List[Dict[str, Any]]

Raises:
  • EnvironmentError – If the SerpAPI key is not available.

  • ImportError – If the google-search-results package is not installed. Install with: pip install google-search-results

  • RuntimeError – If the SerpAPI request fails.

Examples

>>> results = search_orc_literature(
...     query="Ricci curvature graph networks",
...     num_results=5,
...     serpapi_key="your-key-here",
... )
>>> for r in results:
...     print(r["title"])
orc_bound.utils.search.search_general(query: str, num_results: int = 10, serpapi_key: str | None = None, engine: str = 'google') List[Dict[str, Any]][source]

General web search via SerpAPI.

Parameters:
  • query (str) – Search query.

  • num_results (int, default=10) – Number of results (max 100).

  • serpapi_key (str or None) – SerpAPI key. If None, reads from SERPAPI_KEY env var.

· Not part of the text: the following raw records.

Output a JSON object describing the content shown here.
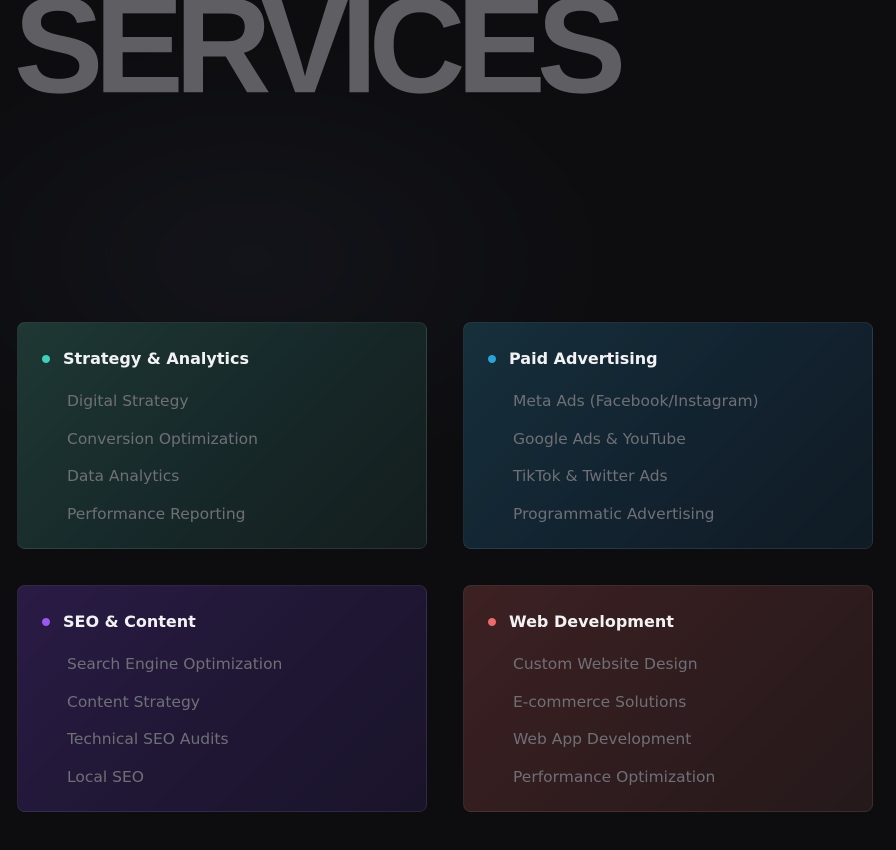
{
  "page": {
    "title": "SERVICES"
  },
  "services": [
    {
      "title": "Strategy & Analytics",
      "dot_color": "#3fd0bb",
      "items": [
        "Digital Strategy",
        "Conversion Optimization",
        "Data Analytics",
        "Performance Reporting"
      ]
    },
    {
      "title": "Paid Advertising",
      "dot_color": "#2aa3d6",
      "items": [
        "Meta Ads (Facebook/Instagram)",
        "Google Ads & YouTube",
        "TikTok & Twitter Ads",
        "Programmatic Advertising"
      ]
    },
    {
      "title": "SEO & Content",
      "dot_color": "#9b59f0",
      "items": [
        "Search Engine Optimization",
        "Content Strategy",
        "Technical SEO Audits",
        "Local SEO"
      ]
    },
    {
      "title": "Web Development",
      "dot_color": "#f06a6a",
      "items": [
        "Custom Website Design",
        "E-commerce Solutions",
        "Web App Development",
        "Performance Optimization"
      ]
    }
  ]
}
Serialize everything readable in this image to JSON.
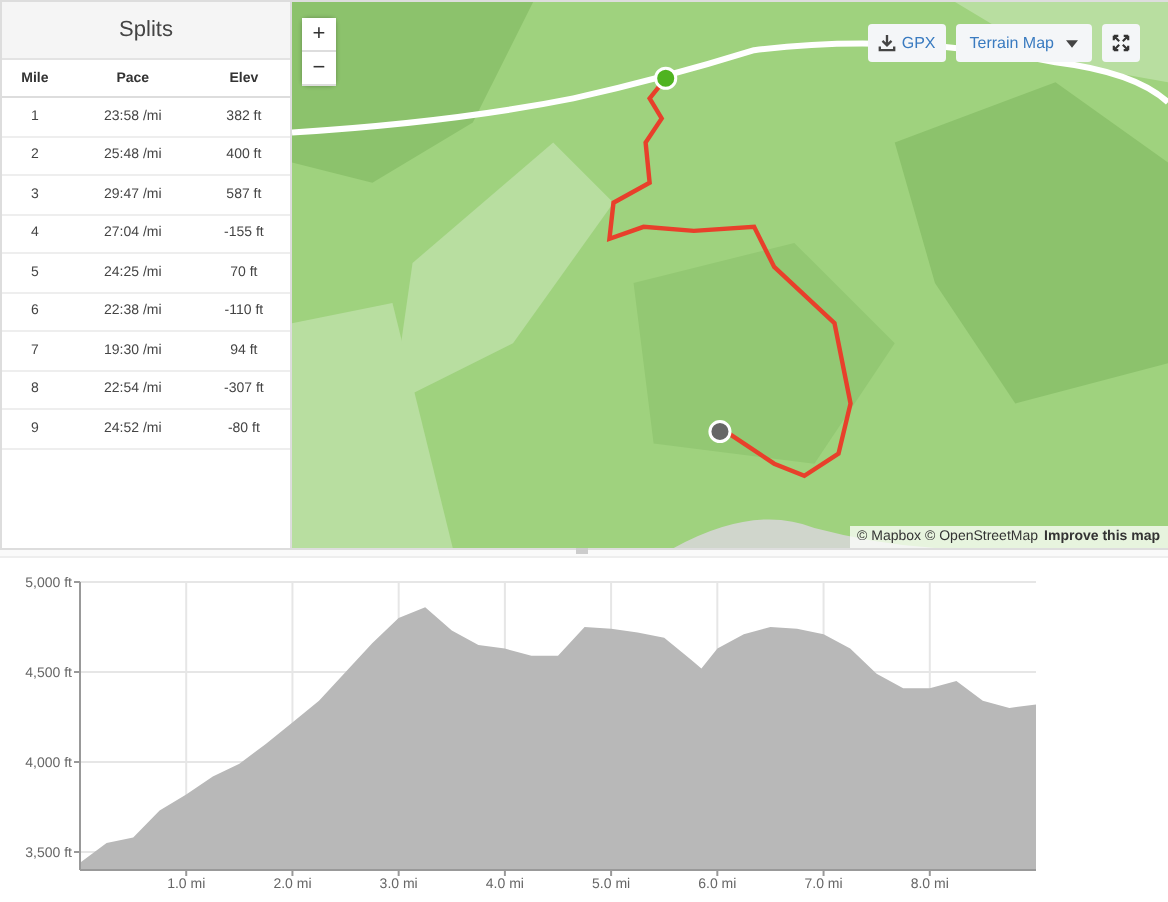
{
  "splits": {
    "title": "Splits",
    "columns": [
      "Mile",
      "Pace",
      "Elev"
    ],
    "rows": [
      [
        "1",
        "23:58 /mi",
        "382 ft"
      ],
      [
        "2",
        "25:48 /mi",
        "400 ft"
      ],
      [
        "3",
        "29:47 /mi",
        "587 ft"
      ],
      [
        "4",
        "27:04 /mi",
        "-155 ft"
      ],
      [
        "5",
        "24:25 /mi",
        "70 ft"
      ],
      [
        "6",
        "22:38 /mi",
        "-110 ft"
      ],
      [
        "7",
        "19:30 /mi",
        "94 ft"
      ],
      [
        "8",
        "22:54 /mi",
        "-307 ft"
      ],
      [
        "9",
        "24:52 /mi",
        "-80 ft"
      ]
    ]
  },
  "map": {
    "zoom_in": "+",
    "zoom_out": "−",
    "gpx_button": "GPX",
    "layer_select": "Terrain Map",
    "attribution": "© Mapbox © OpenStreetMap",
    "improve_link": "Improve this map"
  },
  "elevation": {
    "chart_data": {
      "type": "area",
      "x": [
        0,
        0.25,
        0.5,
        0.75,
        1,
        1.25,
        1.5,
        1.75,
        2,
        2.25,
        2.5,
        2.75,
        3,
        3.25,
        3.5,
        3.75,
        4,
        4.25,
        4.5,
        4.75,
        5,
        5.25,
        5.5,
        5.75,
        5.85,
        6,
        6.25,
        6.5,
        6.75,
        7,
        7.25,
        7.5,
        7.75,
        8,
        8.25,
        8.5,
        8.75,
        9
      ],
      "series": [
        {
          "color": "#b8b8b8",
          "values": [
            3440,
            3550,
            3580,
            3730,
            3820,
            3920,
            3990,
            4100,
            4220,
            4340,
            4500,
            4660,
            4800,
            4860,
            4730,
            4650,
            4630,
            4590,
            4590,
            4750,
            4740,
            4720,
            4690,
            4570,
            4520,
            4630,
            4710,
            4750,
            4740,
            4710,
            4630,
            4490,
            4410,
            4410,
            4450,
            4340,
            4300,
            4320
          ]
        }
      ],
      "grid": true,
      "xlim": [
        0,
        9
      ],
      "ylim": [
        3400,
        5000
      ],
      "xticks": [
        {
          "value": 1,
          "label": "1.0 mi"
        },
        {
          "value": 2,
          "label": "2.0 mi"
        },
        {
          "value": 3,
          "label": "3.0 mi"
        },
        {
          "value": 4,
          "label": "4.0 mi"
        },
        {
          "value": 5,
          "label": "5.0 mi"
        },
        {
          "value": 6,
          "label": "6.0 mi"
        },
        {
          "value": 7,
          "label": "7.0 mi"
        },
        {
          "value": 8,
          "label": "8.0 mi"
        }
      ],
      "yticks": [
        {
          "value": 3500,
          "label": "3,500 ft"
        },
        {
          "value": 4000,
          "label": "4,000 ft"
        },
        {
          "value": 4500,
          "label": "4,500 ft"
        },
        {
          "value": 5000,
          "label": "5,000 ft"
        }
      ]
    }
  }
}
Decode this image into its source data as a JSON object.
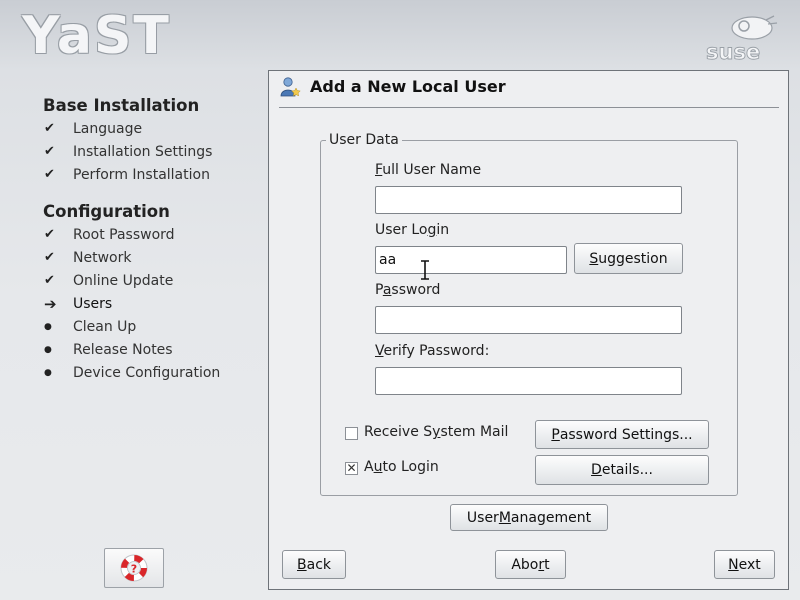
{
  "header": {
    "logo_text": "YaST",
    "brand_text": "suse"
  },
  "sidebar": {
    "sections": [
      {
        "title": "Base Installation",
        "items": [
          {
            "label": "Language",
            "state": "done"
          },
          {
            "label": "Installation Settings",
            "state": "done"
          },
          {
            "label": "Perform Installation",
            "state": "done"
          }
        ]
      },
      {
        "title": "Configuration",
        "items": [
          {
            "label": "Root Password",
            "state": "done"
          },
          {
            "label": "Network",
            "state": "done"
          },
          {
            "label": "Online Update",
            "state": "done"
          },
          {
            "label": "Users",
            "state": "current"
          },
          {
            "label": "Clean Up",
            "state": "pending"
          },
          {
            "label": "Release Notes",
            "state": "pending"
          },
          {
            "label": "Device Configuration",
            "state": "pending"
          }
        ]
      }
    ],
    "marks": {
      "done": "✔",
      "current": "➔",
      "pending": "●"
    }
  },
  "dialog": {
    "title": "Add a New Local User",
    "group_label": "User Data",
    "full_name": {
      "label": "Full User Name",
      "value": ""
    },
    "login": {
      "label": "User Login",
      "value": "aa"
    },
    "suggestion_button": "Suggestion",
    "password": {
      "label": "Password",
      "value": ""
    },
    "verify_password": {
      "label": "Verify Password:",
      "value": ""
    },
    "receive_mail": {
      "label": "Receive System Mail",
      "checked": false
    },
    "auto_login": {
      "label": "Auto Login",
      "checked": true
    },
    "password_settings_button": "Password Settings...",
    "details_button": "Details...",
    "user_management_button": "User Management"
  },
  "footer": {
    "back": "Back",
    "abort": "Abort",
    "next": "Next"
  },
  "colors": {
    "background": "#e6e8eb",
    "panel": "#eeeff1",
    "help_icon": "#d9262a"
  }
}
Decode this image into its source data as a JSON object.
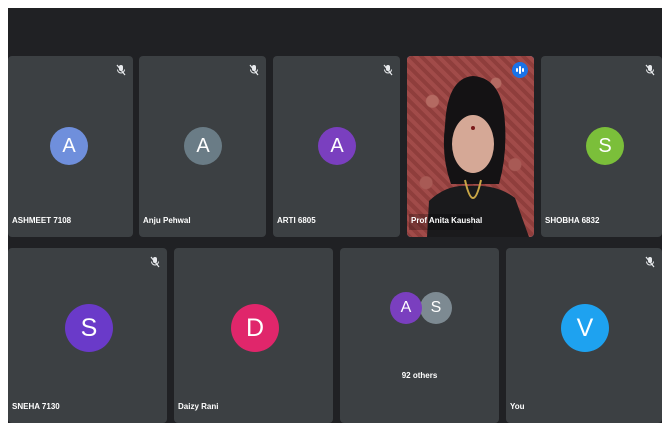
{
  "participants": [
    {
      "name": "ASHMEET 7108",
      "initial": "A",
      "color": "#6f8fdc",
      "muted": true
    },
    {
      "name": "Anju Pehwal",
      "initial": "A",
      "color": "#6a7c86",
      "muted": true
    },
    {
      "name": "ARTI 6805",
      "initial": "A",
      "color": "#7a3fbf",
      "muted": true
    },
    {
      "name": "Prof Anita Kaushal",
      "initial": "",
      "color": "",
      "muted": false,
      "video": true,
      "speaking": true
    },
    {
      "name": "SHOBHA 6832",
      "initial": "S",
      "color": "#7bbf3a",
      "muted": true
    },
    {
      "name": "SNEHA 7130",
      "initial": "S",
      "color": "#6a3ac9",
      "muted": true
    },
    {
      "name": "Daizy Rani",
      "initial": "D",
      "color": "#e0266b",
      "muted": false
    },
    {
      "name": "You",
      "initial": "V",
      "color": "#1ea2f0",
      "muted": true
    }
  ],
  "others_tile": {
    "label": "92 others",
    "avatars": [
      {
        "initial": "A",
        "color": "#7a3fbf"
      },
      {
        "initial": "S",
        "color": "#7d8a92"
      }
    ]
  },
  "icons": {
    "mute": "mic-off-icon",
    "speaking": "audio-level-icon"
  }
}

  • engine (str, default="google") – Search engine: "google", "bing", "duckduckgo", etc.

Returns:

List of results with title, link, and snippet.

Return type:

List[Dict[str, Any]]

Examples

>>> results = search_general(
...     "residual shell Ricci curvature graph",
...     num_results=5,
...     serpapi_key="your-key-here",
... )

Parameter Reference

Parameter

Default

Description

graph

Input NetworkX graph. Must be unweighted.

num_nodes

Number of nodes. Must equal len(graph.nodes()).

k

1

Number of random walk steps (k-hop neighborhood). Higher k gives more global measure.

alpha_lazy

0.0

Lazy mixing parameter in [0, 1]. 0 = pure random walk; 1 = trivial delta measure.

l_shell

3

Maximum shell distance for bucket matching. Effective value is min(l_shell, 2*k+1).

rbar_mode

"local-max"

Residual distance mode: "local-max" or "global".

tol

1e-12

Pruning threshold. Masses below this are ignored.

symmetric

False

If True, populate both (u,v) and (v,u) entries.

n_jobs

None

Number of parallel workers. None/0 = all cores; -1 = all minus one.